Fedex delivers on its pledge to lower its costs

LOGISTICS giant FedEx posted a better-than-expected quarterly profit on cost cuts yesterday and said it would raise rates next year for express shipping, a business that has suffered as customers shift to slower but cheaper delivery options.

The company, considered an economic bellwether because of the massive volume of goods it moves around the world, earned $489m (£306m) for its three months to the end of August.

FedEx also backed its profit view for the year, sending its shares up three per cent in premarket trading.

The group said on a conference call that the company was seeing “signs of improvement” in China and Europe.

“The FedEx economic forecast calls for continued moderate growth both in the global and domestic economy,” Mike Glenn, executive vice president of market development, said on the call yesterday.

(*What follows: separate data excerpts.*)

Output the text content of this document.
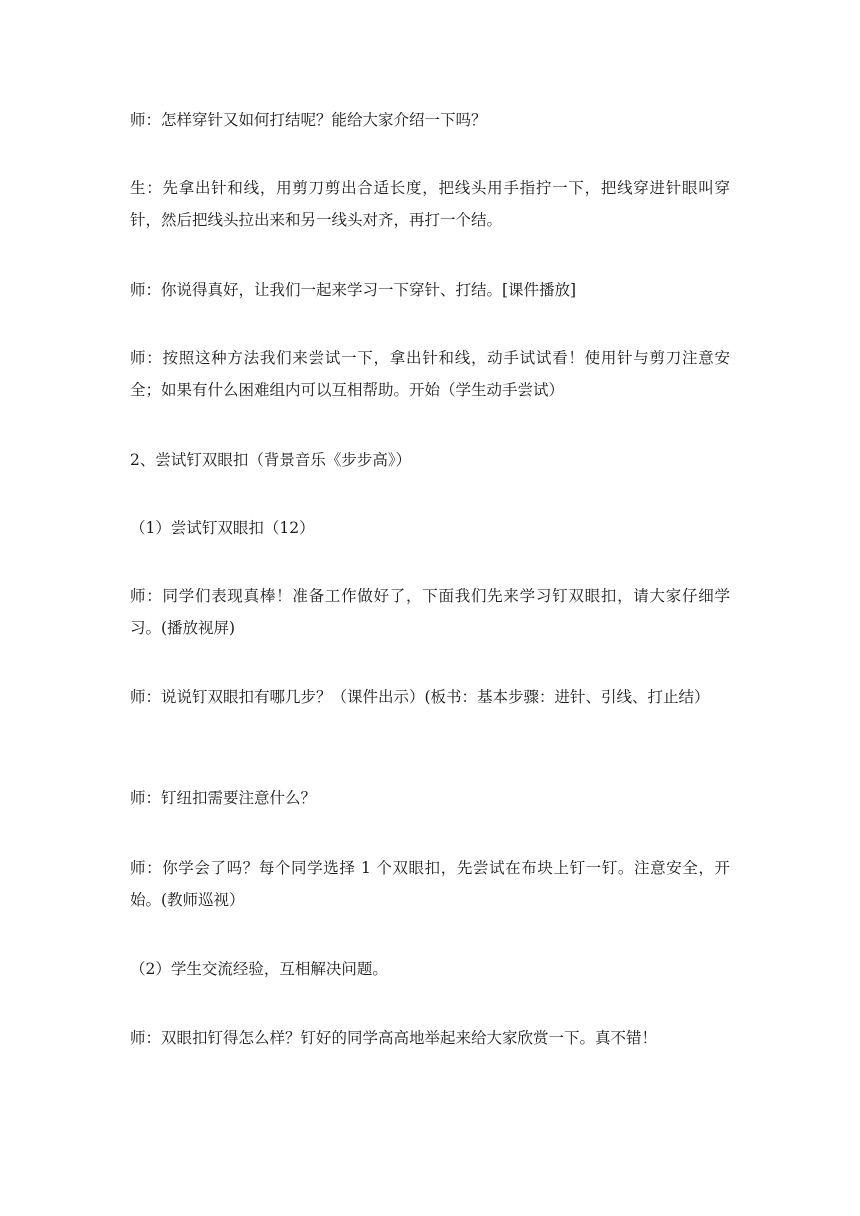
师：怎样穿针又如何打结呢？能给大家介绍一下吗？

生：先拿出针和线，用剪刀剪出合适长度，把线头用手指拧一下，把线穿进针眼叫穿针，然后把线头拉出来和另一线头对齐，再打一个结。

师：你说得真好，让我们一起来学习一下穿针、打结。[课件播放]

师：按照这种方法我们来尝试一下，拿出针和线，动手试试看！使用针与剪刀注意安全；如果有什么困难组内可以互相帮助。开始（学生动手尝试）

2、尝试钉双眼扣（背景音乐《步步高》）

（1）尝试钉双眼扣（12）

师：同学们表现真棒！准备工作做好了，下面我们先来学习钉双眼扣，请大家仔细学习。(播放视屏)

师：说说钉双眼扣有哪几步？（课件出示）(板书：基本步骤：进针、引线、打止结）

师：钉纽扣需要注意什么？

师：你学会了吗？每个同学选择 1 个双眼扣，先尝试在布块上钉一钉。注意安全，开始。(教师巡视）

（2）学生交流经验，互相解决问题。

师：双眼扣钉得怎么样？钉好的同学高高地举起来给大家欣赏一下。真不错！
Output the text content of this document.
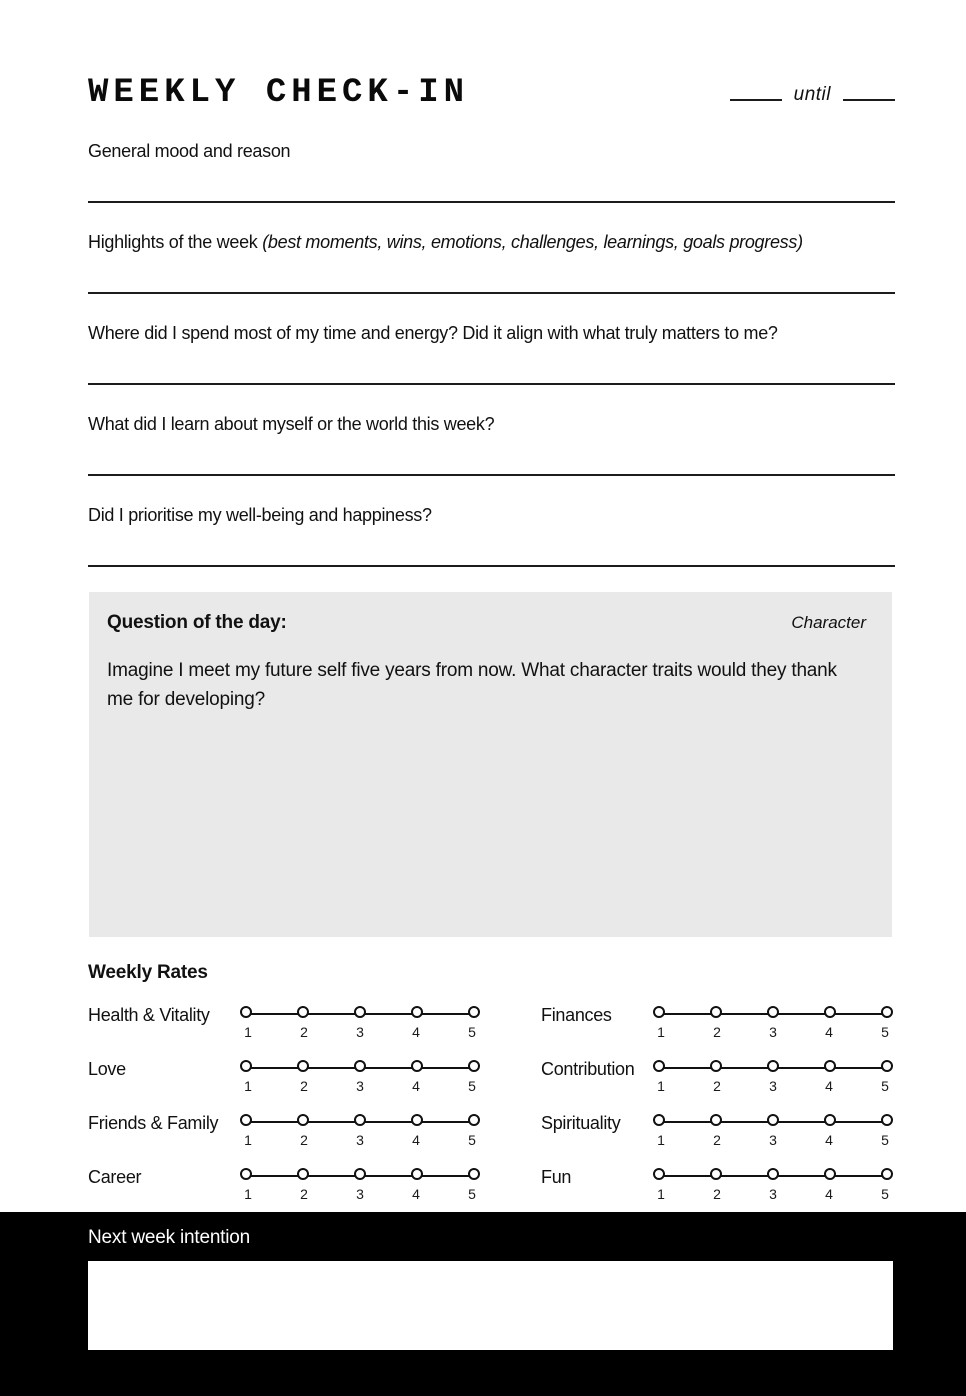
WEEKLY CHECK-IN	until
General mood and reason
Highlights of the week (best moments, wins, emotions, challenges, learnings, goals progress)
Where did I spend most of my time and energy? Did it align with what truly matters to me?
What did I learn about myself or the world this week?
Did I prioritise my well-being and happiness?
Question of the day:	Character

Imagine I meet my future self five years from now. What character traits would they thank me for developing?

Weekly Rates
Health & Vitality
1	2	3	4	5
Love
1	2	3	4	5
Friends & Family
1	2	3	4	5
Career
1	2	3	4	5
Finances
1	2	3	4	5
Contribution
1	2	3	4	5
Spirituality
1	2	3	4	5
Fun
1	2	3	4	5
Next week intention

FedEx said express shipping rates would increase an average 3.9 per cent for US domestic and international services, effective from 6 January.

Rate increases for its ground courier facilities will be announced later this year, the company said.

Deutsche Post, the owner of DHL, quickly followed with its own planned express shipping price increases for 2014. A DHL spokesman declined to give details.

Analysts said FedEx’s plan for raising prices indicates the market is stabilising after customers moved away from overnight delivery. The cutback in less profitable routes should help the overnight business remain profitable even at lower volumes, they said.

“We’ve seen most of the shift [from express to cheaper options] happen at this point,” said Logan Purk, an industrials analyst for Edward Jones.

FedEx has also retired older, less efficient planes. The company said modernisation of its fleet reduced maintenance costs in the first quarter. Group revenues were up two per cent at $11.02bn, just ahead of forecasts. Revenue at its express unit fell, but operating margins rose to 3.6 per cent from 3.1 per cent the previous year.

Revenue at its lower-margin ground segment rose 11 per cent, but operating margins were at 17.1 per cent, down from 18.1 per cent last year.